UseGalaxy.eu Downtime on 18th March

Mar 18, 2019
UseGalaxy.eu
Freiburg devops downtime

A normal upgrade went awry and we had to restore some data from backup. We had a total downtime of around 20 hours.

Incident Timeline

Date	Time	State
March 18	16:00	We began the upgrade procedure, expecting it to proceed smoothly
March 18	18:45	A database migration fails in a bad way. Attempts to recover the situation were not successful. We decide to restore from backup.
March 18	19:45	Backup restore finishes. It was made minutes too late. We decide to re-restore from the most recent backup, and manually extract the needed table from the previous backup.
March 18	20:30	We updated our website to reflect the current situation.
March 18	21:00	We manage to get the database in a partially functional state and debug a problem with zerglings where they refuse to serve 19.01.
March 18	22:00	Due to stress of the incident, Helena identifies that it is likely her error rate will increase if she continues working, maybe with disastrous consequences and stops for the evening.
March 19	08:00	Helena recovers the broken table and manually applies the database migration.
March 19	10:00	We discover additional issues with the new options, namely some upstream bugs we accidentally triggered. The server is kept closed until these issues are resolved.
March 19	11:40	UseGalaxy.eu is back online

The workflow_step_connection table was partially corrupted as part of the failed migration. It is likely that had we not tried to re-run upgrades, and had not tried to manually apply the table changes, we could have prevented the small loss of any new workflow connections created on Monday. We cannot say this for certain, but it is probably. In the future we can do a lot to safeguard against similar errors.

Resolution

We have planned since some time that we will have a test Galaxy where we can test out these upgrades ahead of time, but unfortunately it has not been possible to allocate time to this project, given the current priority/urgency matrix. This task will be re-prioritised following this incident.

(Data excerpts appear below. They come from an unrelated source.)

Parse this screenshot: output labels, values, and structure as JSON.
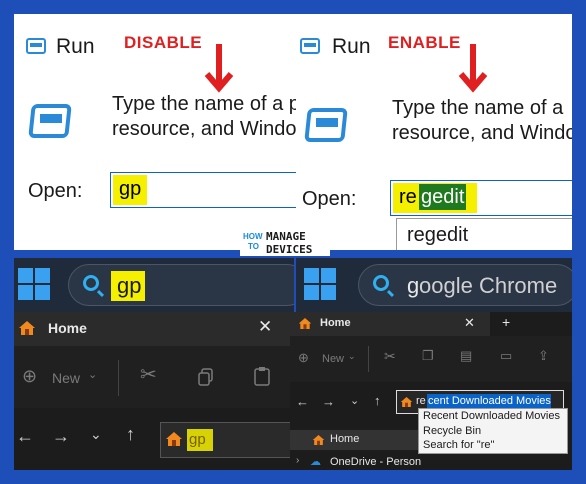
{
  "left_run": {
    "title": "Run",
    "tag": "DISABLE",
    "desc_line1": "Type the name of a pr",
    "desc_line2": "resource, and Window",
    "open_label": "Open:",
    "open_value": "gp"
  },
  "right_run": {
    "title": "Run",
    "tag": "ENABLE",
    "desc_line1": "Type the name of a",
    "desc_line2": "resource, and Windo",
    "open_label": "Open:",
    "open_value_typed": "re",
    "open_value_suggested": "gedit",
    "suggestion": "regedit"
  },
  "logo": {
    "line1a": "HOW",
    "line1b": "TO",
    "line2": "MANAGE",
    "line3": "DEVICES"
  },
  "left_taskbar": {
    "search_text": "gp"
  },
  "right_taskbar": {
    "search_typed": "g",
    "search_suggested": "oogle Chrome"
  },
  "left_explorer": {
    "tab_title": "Home",
    "close_glyph": "✕",
    "new_label": "New",
    "address_text": "gp"
  },
  "right_explorer": {
    "tab_title": "Home",
    "close_glyph": "✕",
    "plus_glyph": "+",
    "new_label": "New",
    "address_typed": "re",
    "address_selected": "cent Downloaded Movies",
    "menu_items": [
      "Recent Downloaded Movies",
      "Recycle Bin",
      "Search for \"re\""
    ],
    "nav_items": [
      "Home",
      "OneDrive - Person"
    ]
  },
  "colors": {
    "frame": "#1e4fb8",
    "highlight": "#f5f000",
    "tag_red": "#e02020",
    "selection_blue": "#0a64c8"
  }
}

We will adjust our backup procedures before upgrades. Currently given the extremely positive experiences and relative safety of database migrations in the past years of running UseGalaxy.eu, we do not make backups before an upgrade, and rely only on the normal daily backups. We will investigate the possibility to trigger a backup immediately before any database changes, to prevent similar issues in the future.

Conclusion

This was a significant interruption to our services for what should have been a simple upgrade. We apologise for the inconvenience this has caused.